Courier-Post columnist Danny Henley shares a little fatherly advice.
Paul Harvey, a long-time radio broadcaster known for his news and commentary shows, is credited with defining a father as: A man forced to endure childbirth without an anesthetic.
That quote is appropriate today because last week my son, Jacob, became a papa for the first time.
Out of respect for the privacy of my son and his wife, at this point I’m not going to share any details regarding my latest grandchild, other than to say mother, child and papa are doing well.
When news of the baby’s arrival came to the Henley household last week, I found it interesting that it was our daughter-in-law, Whitney, who called to deliver the much anticipated news.
When my five children were born, with but one or two exceptions, I was given the task of being Paul Revere and spreading the news.
So where was Jacob?
Holding his new child, allowing it put a face with the voice it had been hearing talk to it for months.

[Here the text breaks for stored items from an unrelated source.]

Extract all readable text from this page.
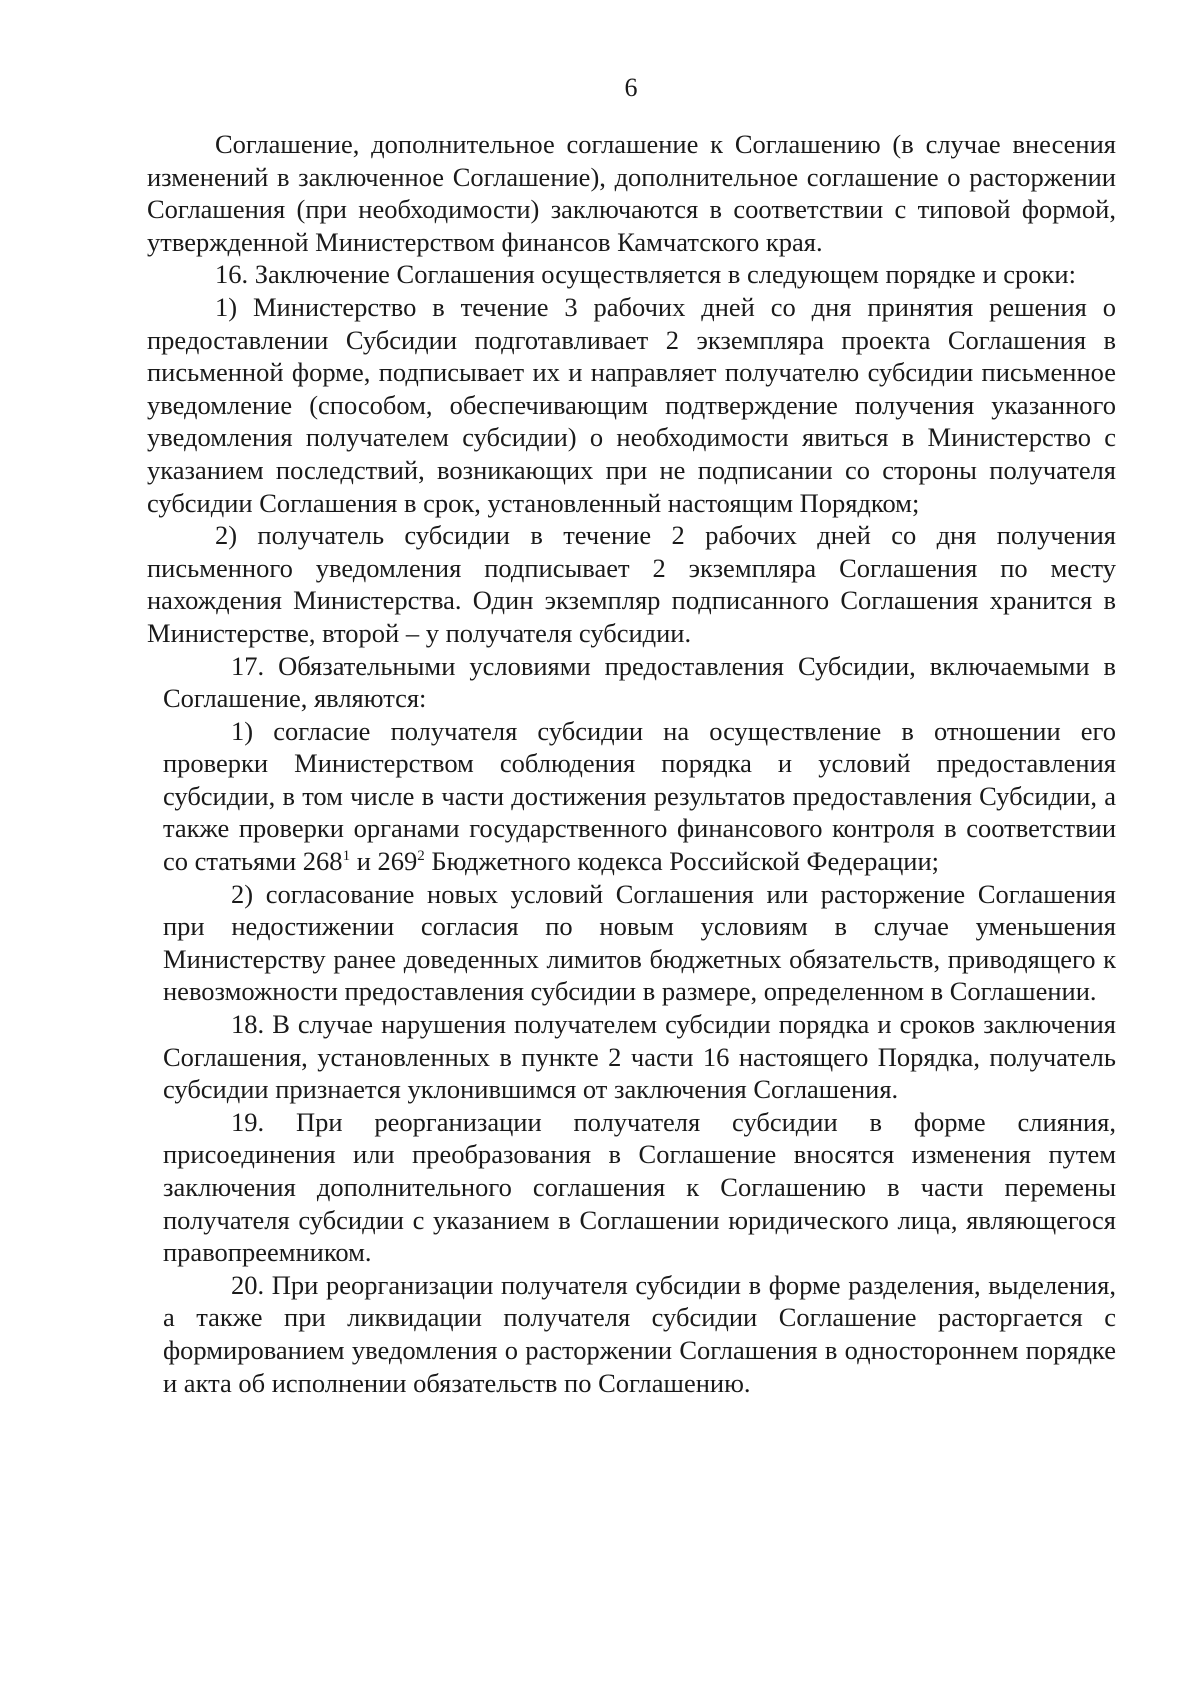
6

Соглашение, дополнительное соглашение к Соглашению (в случае внесения изменений в заключенное Соглашение), дополнительное соглашение о расторжении Соглашения (при необходимости) заключаются в соответствии с типовой формой, утвержденной Министерством финансов Камчатского края.

16. Заключение Соглашения осуществляется в следующем порядке и сроки:

1) Министерство в течение 3 рабочих дней со дня принятия решения о предоставлении Субсидии подготавливает 2 экземпляра проекта Соглашения в письменной форме, подписывает их и направляет получателю субсидии письменное уведомление (способом, обеспечивающим подтверждение получения указанного уведомления получателем субсидии) о необходимости явиться в Министерство с указанием последствий, возникающих при не подписании со стороны получателя субсидии Соглашения в срок, установленный настоящим Порядком;

2) получатель субсидии в течение 2 рабочих дней со дня получения письменного уведомления подписывает 2 экземпляра Соглашения по месту нахождения Министерства. Один экземпляр подписанного Соглашения хранится в Министерстве, второй – у получателя субсидии.

17. Обязательными условиями предоставления Субсидии, включаемыми в Соглашение, являются:

1) согласие получателя субсидии на осуществление в отношении его проверки Министерством соблюдения порядка и условий предоставления субсидии, в том числе в части достижения результатов предоставления Субсидии, а также проверки органами государственного финансового контроля в соответствии со статьями $268^1$ и $269^2$ Бюджетного кодекса Российской Федерации;

2) согласование новых условий Соглашения или расторжение Соглашения при недостижении согласия по новым условиям в случае уменьшения Министерству ранее доведенных лимитов бюджетных обязательств, приводящего к невозможности предоставления субсидии в размере, определенном в Соглашении.

18. В случае нарушения получателем субсидии порядка и сроков заключения Соглашения, установленных в пункте 2 части 16 настоящего Порядка, получатель субсидии признается уклонившимся от заключения Соглашения.

19. При реорганизации получателя субсидии в форме слияния, присоединения или преобразования в Соглашение вносятся изменения путем заключения дополнительного соглашения к Соглашению в части перемены получателя субсидии с указанием в Соглашении юридического лица, являющегося правопреемником.

20. При реорганизации получателя субсидии в форме разделения, выделения, а также при ликвидации получателя субсидии Соглашение расторгается с формированием уведомления о расторжении Соглашения в одностороннем порядке и акта об исполнении обязательств по Соглашению.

Jacob’s experience at child bonding was in stark contrast to my experience when Jacob was born over three decades ago.
At that time I worked for a small radio station in Southwest Missouri. Jacob came into this world late on a Saturday afternoon in early December. Jacob’s arrival happened to coincide with the final night of the Carthage, Mo., basketball tournament, where I was slated to broadcast a game that night.
The station manager later said he attempted to call my home to tell me to skip the game, a point my mother-in-law disputes to this day since she was there all day watching my oldest son, Caleb. Consequently, fearing my employment might be at risk if I blew off hoops to invest much time welcoming my new son into the world, I was able to stick around long enough to determine my newest child was a he, rather than a she, and make sure Jacob and my wife, Nancy, were doing OK, before I hustled off to work.
The fact that Jacob chose to hold his new child, rather than work the phones, says a lot about the type of father he’s going to be.
I’ve always known Jacob would be a great father by the way he interacts with youngsters. He’s always had the God-given ability to entertain children.
Jacob was adored by his youngest sister, Anna, after she came into the world. We always suspected Anna was a night owl as a baby because she was waiting up to catch a glimpse of her then teen-age brother after his evening shift at McDonalds.
One of my most cherished photos is of Jacob stretched out in a recliner, with his little sister, who always fought taking naps tooth and nail, fast asleep on his chest. Considering how skinny Jacob was, it must have been like sleeping on a washboard, but it obviously didn’t matter to Anna.
At 34 years old, Jacob is far more mature and prepared to be a father than I was at 21, when Caleb was born. And while I did the best I could, I have no doubt Jacob will be more of a nurturing father than I was. Jacob’s new child will be read to, sang to, talked to, prayed with and played with on a regular basis by its father. In short, Jacob’s child should never have a doubt it’s loved by its father.
In the days leading up to the birth of his first child, Jacob never once asked for any insights on what it means to be a father. That didn’t bother me, since I never sought parental guidance from my dad, either. In fact, I learned more what not to do from my dad, than what to do as a father.
If I were to offer my son a bit of fatherly advice, it would be to give his wife and child as much love as they can handle. But I know Jacob is already doing that, which puts him on the road to being a great dad.